I looked back toward Jordan, his silhouette was started to change slightly. His clothes, which normally fit closely to his small frame, began to sag as if he was deflating, his head began to morph, getting larger on top, and his normally stately jawline disappeared behind his neck.

“Jordan, hum...I'm very very freaked out right now, if you don't mind I'm going to grab one of those joints you offered earlier from the van.”

“Go ahead, they're in the glove box.” the silhouette responded, his voice not Jordan's anymore, higher- pitched, but with a near synthesized sound. To be honest, it sounded like he was a little auto-tuned.

I fumbled to light the joint, and returned to...whatever was happening. “OK, now I think I've been very cool about this, Jordan.” I said through a hit. Exhaling, I continued. “So far today you've gotten me fired, kidnapped me, drove me out to the middle of nowhere, threatened to shoot me and now this. I have no idea what's going on but do you mind if lose it for just a few?” I asked.

“Vic, please, this isn't easy for me either,” the voice responded, still looking away from me. Another random thought flitted to the surface; those were the same words my ex-girlfriend had prefaced our breakup with. Words that always mean this is serious. But, while I was pretty sure Jordan wasn't going to break up with me but I was positive that I wanted to be the passed out one, leaving Eric to deal with this. I kicked him in the stomach to try to wake him up to no avail.

“Pardon my tone and language, but you just fucking transformed in front of me, now I may be a junior college dropout but that does not seem like normal behavior!” I half yelled.

Possibly taken aback at my mention of normal behavior in correlation with anything he did, a subject that had never been brought up in all our years of friendship for the obvious reasons, Jordan turned toward me, revealing two huge eyes that took up a majority of the real estate of the enormous forehead. His ear gauges were gone, and more remarkably, so were his ears. His skin was paler than usual, but not grey like everyone says it is for aliens, and his eyes looked normal, just huge. They were still green with pupils and white on the outside. I didn't see any lips or mouth to speak of, and his nose looked exactly like Michael Jackson's at the end of his life, no joke, to the T.

His arms were skinny and long, but very muscular, leading to hands that would have been the envy of any basketball player or guitarist, as long as he never wanted to use his hands for anything else, ever. They were at least twice the size of a normal human's, with fingers making up 70% of the size.

His torso had extended, leaving half of it uncovered by his shirt, skinny, pale, and long, just like the legs sticking out of his pants. All in all, he looked like a teenager who just hit a growth spurt and couldn't afford new clothes. You know, only horrifying.

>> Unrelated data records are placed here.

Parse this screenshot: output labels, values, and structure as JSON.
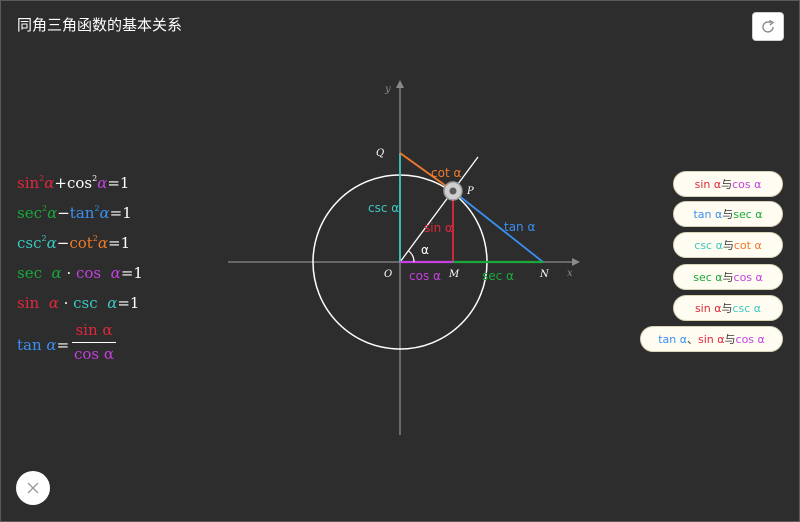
{
  "title": "同角三角函数的基本关系",
  "colors": {
    "sin": "#e0283c",
    "cos": "#c440e0",
    "tan": "#3b8ff0",
    "sec": "#1aa83a",
    "csc": "#3cc8c0",
    "cot": "#f07a2a",
    "text": "#ffffff"
  },
  "formulas": {
    "f1": {
      "a": "sin",
      "b": "α",
      "op": "+",
      "c": "cos",
      "d": "α",
      "eq": "=1",
      "sup": "2"
    },
    "f2": {
      "a": "sec",
      "b": "α",
      "op": "−",
      "c": "tan",
      "d": "α",
      "eq": "=1",
      "sup": "2"
    },
    "f3": {
      "a": "csc",
      "b": "α",
      "op": "−",
      "c": "cot",
      "d": "α",
      "eq": "=1",
      "sup": "2"
    },
    "f4": {
      "a": "sec",
      "b": "α",
      "op": " · ",
      "c": "cos",
      "d": "α",
      "eq": "=1"
    },
    "f5": {
      "a": "sin",
      "b": "α",
      "op": " · ",
      "c": "csc",
      "d": "α",
      "eq": "=1"
    },
    "f6": {
      "lhs": "tan",
      "alpha": "α",
      "eq": "=",
      "num": "sin α",
      "den": "cos α"
    }
  },
  "buttons": [
    {
      "a": "sin α",
      "sep": " 与 ",
      "b": "cos α"
    },
    {
      "a": "tan α",
      "sep": " 与 ",
      "b": "sec α"
    },
    {
      "a": "csc α",
      "sep": " 与 ",
      "b": "cot α"
    },
    {
      "a": "sec α",
      "sep": " 与 ",
      "b": "cos α"
    },
    {
      "a": "sin α",
      "sep": " 与 ",
      "b": "csc α"
    },
    {
      "a": "tan α",
      "sep": " 、",
      "b": "sin α",
      "sep2": " 与 ",
      "c": "cos α"
    }
  ],
  "diagram": {
    "axis_x": "x",
    "axis_y": "y",
    "point_O": "O",
    "point_P": "P",
    "point_Q": "Q",
    "point_M": "M",
    "point_N": "N",
    "label_sin": "sin α",
    "label_cos": "cos α",
    "label_tan": "tan α",
    "label_sec": "sec α",
    "label_csc": "csc α",
    "label_cot": "cot α",
    "label_alpha": "α"
  },
  "icons": {
    "refresh": "refresh-icon",
    "close": "close-icon"
  }
}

The newly proportioned and horrifying Jordan looked at me with those huge eyes, and I heard from seemingly nowhere in particular that auto tuned voice say “Well?”, as if he wanted my opinion on a new tattoo idea or haircut. In a way, I thought that if I had somehow known Jordan was going to reveal someday that he was an alien by getting me drunk in the woods and then transforming in front of me, I would have guessed he would be just that casual about it.

I looked at him for a long time, scanning up and down, avoiding the eyes until last, and when I locked gazes with him, I could tell that he was still the insane friend that would lay his life down for me if it came to it. Although there was no way in hell I would ever let him wingman for me looking like this.

“Your big secret is that you're ugly as hell?” I said, laughing. “Hell, we always knew that.”

He moved his head in a laughing gesture, but no sound came from him.

“I apologize, Vic, I should have told you earlier,” the voice said, and I pinpointed where the sound was coming from.

“You wired your talk...thing into the van?” I asked.

“More or less,” came from the van. I guess I should be impressed that the kid who can barely change a tire managed to alien-rig his van's sub woofers, and not slightly uncomfortable that I might have been somehow sitting on his voice box on our way in, which might be gay, although I'm not sure.

“Well, while I'm fine with you being an alien and all, I'm going to ask you to transform back to human...form or something, you sound like Lil' Wayne through this thing. Also, I don't know whether to talk to you or the van.” I said, vaguely addressing a tree stationed somewhere between the van and the pale sci-fi movie prop draped in Jordan's torn tee and skinny jeans.

“In a minute,” the van said, or he did, as he walked toward me, moving very deliberately with his long legs, and reached out to touch me on the forehead with his hand.

Upon contact with his hand, I could see only what he wanted me to see. I heard his voice clearly, and it was still different than the one I had grown accustomed to, but at least it wasn't auto tune. The last thing I wanted was secrets of the universe, courtesy of T-Pain.

“I revealed myself for a reason,” I felt him say, I say felt literally, like those toothbrushes that play a song through your teeth or whatever, and say what you will about a grown man using one of those toothbrushes, but I wake up to “Don't Stop Believing” by Journey playing in my head every morning usually with a backtrack of a hangover throb creating the closest thing I ever want to get to being a stage monitor (the speakers on stage for those of you who thought I was describing a computer monitor) and you don't.

In my mind I saw a planet that looked like earth, but the continents were different. Also it had three moons.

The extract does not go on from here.